3 minutes
Comment, en quelques semaines, le coronavirus a "dénunuchisé" une théorie économique mise à mal depuis plusieurs années : la théorie du "care".
C’est Martine Aubry, en 2010, qui avait popularisé cette notion, "le care". Le concept datait déjà d’une vingtaine d’année et avait été développé par des universitaires (principalement féministes) américains. La philosophe Joan Tronto proposait alors de tendre vers une société du soin, de l’attention porté aux autres… En anglais, le "care"… Il s’agit d’aller plus loin que la recherche d’égalité ou de justice.
Ça partait d’un constat : tout un pan grandissant de l’activité humaine (économique ou associative) est désormais tournée vers la société du bien-être. Pourquoi ne pas le développer et le valoriser ?
L’économie de la santé, l’éducation, toutes sortes d’aide à la personne, la garde d’enfants, d’une certaine façon la culture, mais aussi ce que l’on appelle la silver economy, dans une société vieillissante qui demande une attention particulière à la fin de vie… toutes ces activités devraient être le cœur de nos préoccupations pour organiser le monde moderne vivable.
Dans l’idée de ses concepteurs, la théorie du "care" est une remise en cause sévère du capitalisme.
Martine Aubry tentait d’en faire, plus modestement, un ingrédient conceptuel pour rénover la social-démocratie fatiguée.
Mais cette notion, le "care", qui a alimenté en 2010 les colloques et les pages "idées" et "débats" des journaux, a rapidement était tournée en dérision par une partie de la gauche et toute la droite : nunucherie, bien-pensance rêveuse, naïveté… On n’en a plus entendu parler dans le débat national.

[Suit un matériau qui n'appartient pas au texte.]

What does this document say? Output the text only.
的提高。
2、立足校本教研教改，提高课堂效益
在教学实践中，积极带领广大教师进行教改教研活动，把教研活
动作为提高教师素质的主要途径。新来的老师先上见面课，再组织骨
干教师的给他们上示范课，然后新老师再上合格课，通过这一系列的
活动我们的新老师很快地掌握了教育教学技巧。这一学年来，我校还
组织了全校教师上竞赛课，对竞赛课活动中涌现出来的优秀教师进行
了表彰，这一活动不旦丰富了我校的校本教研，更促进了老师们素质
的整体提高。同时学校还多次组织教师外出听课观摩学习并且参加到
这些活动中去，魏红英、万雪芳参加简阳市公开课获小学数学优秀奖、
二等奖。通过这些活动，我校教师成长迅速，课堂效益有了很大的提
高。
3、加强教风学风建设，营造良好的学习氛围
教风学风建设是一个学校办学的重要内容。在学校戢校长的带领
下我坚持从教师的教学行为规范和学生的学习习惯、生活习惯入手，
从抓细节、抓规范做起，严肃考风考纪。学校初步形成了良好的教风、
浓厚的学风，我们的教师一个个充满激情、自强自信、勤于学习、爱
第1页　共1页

Et puis… le coronavirus. Ce fléau qui met à genoux les économies les plus puissantes souligne le caractère essentiel de l’activité du soin. Les infirmières, les aides-soignantes, les acteurs de la santé en général, les artisans des métiers de bouche, les services sociaux en tous genres, le corps enseignant, les postiers, les éboueurs… tous ceux qui sont, en temps habituel, les petites mains de l’intendance sociale, de la maintenance des espaces communs, loin de la lumière valorisante du monde de la performance, dans les coulisses de la compétition, dans l’ombre des champions nationaux de l’industrie ou des aventuriers start-upeurs…
Tous ceux-là, qui ne font pas rêver, se retrouvent, à la faveur d’un virus dévastateur, les héros de l’essentiel, les piliers qui nous assurent ce dont nous avons vraiment besoin.
Des évidences nous apparaissent : on peut vivre sans traders, sans publicitaires, pas sans aide-soignantes ni éboueurs.
Ce constat, c’est vrai, peut vite virer à une nouvelle forme de populisme bisounours… Mais quand même, le coronavirus nous rappelle que la corde qui nous relie est plus importante que le premier de cordée, que ceux qui s’assurent que tout le monde est bien accroché à la corde, sont au moins aussi dignes de reconnaissance que ceux qui la tirent.
La crise que nous traversons servira-t-elle à remettre (un peu) à l’endroit la hiérarchie des métiers et fonctions à valoriser ? D’ailleurs nos sociétés, finalement, n’ont-elles pas choisi de sauver des vies plutôt que l’économie en décrétant le confinement ?
Le Coronavirus aura, en quelques semaines, dénunuchisé la théorie du "care".